Finally they arrived at a concrete wall that stood at least seven feet high. The land bordering the river dropped suddenly, straight into the water, leaving them nowhere to go. Above them, in the other direction, was the highway. Billy bent over and clutched his knees, panting.

“Are we safe?” Christopher asked, himself gasping for air.

“I cannot be sure,” he replied.

“Well – ”

Billy placed a finger to his lips. “Shush. Just listen.”

They stayed in their respective positions, Billy hunched over and Christopher leaning against the wall, and waited. Billy could hear a constant drone from other side of the wall, like a gigantic outboard motor, but nothing else. Barricaded by the wall and the river on two sides, he stared out at the expansive woods. Nothing moved save the trees as they swayed in the wind.

“I assume we lost them,” said Billy. “They move quite slowly. The distance we put between us might have thrown them off.”

Christopher nodded. “Good,” he said. His tone of voice didn’t sound relieved.

Billy leaned back until his butt rested against concrete and then slid to the ground. He felt a nip of pain as his rear end landed in the cold, wet snow, but he could take the discomfort so long as he didn’t have to stand any longer.
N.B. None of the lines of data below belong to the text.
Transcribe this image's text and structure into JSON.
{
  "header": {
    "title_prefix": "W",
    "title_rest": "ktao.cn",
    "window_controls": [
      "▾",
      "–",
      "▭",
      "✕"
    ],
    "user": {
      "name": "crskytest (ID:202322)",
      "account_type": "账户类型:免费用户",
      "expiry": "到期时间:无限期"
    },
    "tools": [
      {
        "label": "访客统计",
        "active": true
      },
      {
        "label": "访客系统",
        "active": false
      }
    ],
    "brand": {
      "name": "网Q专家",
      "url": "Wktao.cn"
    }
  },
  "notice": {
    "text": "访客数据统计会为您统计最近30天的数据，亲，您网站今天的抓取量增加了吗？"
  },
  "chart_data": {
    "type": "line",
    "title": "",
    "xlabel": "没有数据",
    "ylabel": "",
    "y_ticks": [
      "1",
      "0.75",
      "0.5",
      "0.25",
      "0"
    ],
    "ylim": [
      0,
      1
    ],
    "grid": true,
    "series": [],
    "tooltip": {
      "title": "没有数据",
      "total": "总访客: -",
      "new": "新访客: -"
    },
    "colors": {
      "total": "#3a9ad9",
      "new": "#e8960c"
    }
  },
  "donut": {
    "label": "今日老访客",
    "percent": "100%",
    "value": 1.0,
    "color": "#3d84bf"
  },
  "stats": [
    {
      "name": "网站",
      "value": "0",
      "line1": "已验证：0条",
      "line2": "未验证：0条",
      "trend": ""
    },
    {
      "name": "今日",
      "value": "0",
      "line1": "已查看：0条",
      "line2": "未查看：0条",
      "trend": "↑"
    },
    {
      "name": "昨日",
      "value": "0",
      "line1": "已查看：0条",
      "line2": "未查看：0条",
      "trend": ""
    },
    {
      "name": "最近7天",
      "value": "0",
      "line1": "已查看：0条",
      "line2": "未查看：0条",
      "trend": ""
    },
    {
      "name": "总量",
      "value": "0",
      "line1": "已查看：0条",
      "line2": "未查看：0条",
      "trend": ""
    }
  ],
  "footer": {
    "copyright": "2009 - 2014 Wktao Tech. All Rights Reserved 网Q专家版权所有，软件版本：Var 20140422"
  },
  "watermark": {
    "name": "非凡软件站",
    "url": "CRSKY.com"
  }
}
They were silent a long time. Billy watched the forest, listened to the odd and unvarying din that came from the other side of the wall, and tried to wrap his brain around what was happening. Christopher sat next to him, head back and eyes closed, chest slowly rising and falling. Billy measured the boy, the story he’d told him, and the subsequent vision that brought him the song now playing softly in his head. He couldn’t see any logical connection between any of it or come to an explanation for the sights they’d seen. Sure, he had observed these types of monstrosities on film before – his oldest brother Andrew had been something of a scary movie connoisseur – but to meet them in real life, stumbling around and actually
pursuing
them? If it wasn’t for his travel companion and the fact he wasn’t alone in his visions he might begin to question his sanity. He had to find answers. Fast.

“Christopher?” he whispered.

The boy’s eyes shot open. “Yeah?”

“We need to talk.”

Christopher kicked off the wall and faced him. He appeared uneasy.

“About what?”

“I want you to tell me again about the people who killed your family.”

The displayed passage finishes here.